Experten rufen täglich nach dem Ende der Tech-Rally
Die Mär einer Blase

Es ist Zeit mit einem Vorurteil aufzuräumen: Entgegen der landläufigen Meinung können auch Analysten kritisch sein. Wann immer seit Beginn der Kurserholung im März Aktienstrategen nach ihren Favoriten für die kommenden Monate gefragt wurden – Technologiewerte standen in den wenigsten Fällen auf den Empfehlungslisten. Im Gegenteil: Seit sich der Markt von seinen Frühjahrs-Tiefständen weg bewegt, werden die Skeptiker nicht müde, vor einer neuen „Spekulationsblase“ zu warnen.

DÜSSELDORF. „Finger weg von Technologiewerten“, lauten daher die Empfehlungen vieler Strategen. Nicht ohne Grund, denn das Ende des Tech-Booms im Jahr 2000 hat nicht nur bei den Anlegern, sondern auch bei den Banken schmerzhafte Wunden hinterlassen. Noch einmal wollen sich die Analystenhäuser nicht vorwerfen lassen, die Euphorie an dem, was einmal „Neuer Markt“ hieß, zu Unrecht geschürt zu haben. Gerade warnte die US-Bank Goldman Sachs, dass Gewinne und Umsätze der Tech-Konzerne kaum in dem Tempo weiter steigen könnten wie zuletzt. Damit würden deren Aktien an Schwung verlieren, befürchten die Banker.

Doch Totgesagte leben länger. Gerade High-Tech-Aktien zählen zu den großen Gewinnbringern an der Börse. 50 Prozent hat etwa der US-Technologieindex Nasdaq Composite seit März an Wert gewonnen, der deutsche TecDax kletterte gar um 80 Prozent. Natürlich ist angesichts solcher Zuwächse Vorsicht angemahnt, zumal der Anstieg zu Beginn der Rally im Wesentlichen durch die Hoffnung auf bessere Zeiten getragen wurde.

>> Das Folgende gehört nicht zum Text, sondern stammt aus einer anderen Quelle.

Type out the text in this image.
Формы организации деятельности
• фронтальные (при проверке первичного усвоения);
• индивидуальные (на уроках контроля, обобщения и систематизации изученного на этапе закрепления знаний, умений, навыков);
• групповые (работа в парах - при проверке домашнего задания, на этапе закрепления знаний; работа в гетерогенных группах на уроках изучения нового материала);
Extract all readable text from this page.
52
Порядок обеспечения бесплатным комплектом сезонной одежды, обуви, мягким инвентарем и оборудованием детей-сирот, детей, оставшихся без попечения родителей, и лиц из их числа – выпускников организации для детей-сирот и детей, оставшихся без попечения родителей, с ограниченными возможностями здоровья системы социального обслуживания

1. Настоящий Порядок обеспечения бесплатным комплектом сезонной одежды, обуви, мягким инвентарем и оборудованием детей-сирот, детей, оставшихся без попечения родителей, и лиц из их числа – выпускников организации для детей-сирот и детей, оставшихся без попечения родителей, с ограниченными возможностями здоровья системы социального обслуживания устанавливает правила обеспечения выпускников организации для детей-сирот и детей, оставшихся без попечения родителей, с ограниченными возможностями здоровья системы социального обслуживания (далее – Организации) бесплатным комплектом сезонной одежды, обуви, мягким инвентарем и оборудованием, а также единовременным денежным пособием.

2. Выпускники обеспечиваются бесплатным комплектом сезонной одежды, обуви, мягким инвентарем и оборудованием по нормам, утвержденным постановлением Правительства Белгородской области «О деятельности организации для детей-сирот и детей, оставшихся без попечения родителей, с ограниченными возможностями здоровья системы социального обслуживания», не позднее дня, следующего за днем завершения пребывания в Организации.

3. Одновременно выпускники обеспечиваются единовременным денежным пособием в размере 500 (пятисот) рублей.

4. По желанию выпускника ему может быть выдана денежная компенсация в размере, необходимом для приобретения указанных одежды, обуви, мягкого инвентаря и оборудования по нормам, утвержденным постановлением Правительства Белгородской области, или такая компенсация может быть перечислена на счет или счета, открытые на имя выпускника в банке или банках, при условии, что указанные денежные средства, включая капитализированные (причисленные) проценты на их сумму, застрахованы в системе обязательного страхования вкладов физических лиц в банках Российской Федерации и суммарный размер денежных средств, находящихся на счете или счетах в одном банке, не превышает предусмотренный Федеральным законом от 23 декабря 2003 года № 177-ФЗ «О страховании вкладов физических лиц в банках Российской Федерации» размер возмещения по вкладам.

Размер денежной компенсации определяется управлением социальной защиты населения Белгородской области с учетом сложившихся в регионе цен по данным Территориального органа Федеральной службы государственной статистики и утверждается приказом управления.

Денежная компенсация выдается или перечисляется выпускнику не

Aber die andauernden Warnungen vor einer neuen „Blase“ führen ins Leere. Eine fundamentale Verteufelung des Tech-Segmentes hieße für die Anleger, dass sie auf attraktive Renditechancen verzichten. Denn eine Reihe von Unternehmen beginnt gerade damit, den erwartungsgetriebenen Kursanstieg auch fundamental zu untermauern. Allen voran gehen die Hersteller von Computer- und Mobilfunkchips. Sie haben im dritten Quartal ermutigende Geschäftszahlen vorgelegt. Selbst Dauer-Verlustbringer wie Infineon werden das Jahr mit einiger Sicherheit mit schwarzen Zahlen beenden. Für den Tech-Sektor ist das ein wichtiges Signal, denn die Umsätze der Halbleiterindustrie gelten in der Branche als wichtiger Frühindikator. Kaum ein High-Tech-Gerät kommt heute noch ohne Chips aus, daher gilt eine steigende Nachfrage nach Halbleitern als Indiz für bessere Geschäfte der Technologie-Branche. Auch die jüngsten Wirtschaftsdaten in Euroland und den USA spielen dem Sektor in die Karten. Die Zeichen für einen Aufschwung verdichten sich und in einem solchen Umfeld profitieren Zykliker an der Börse am stärksten.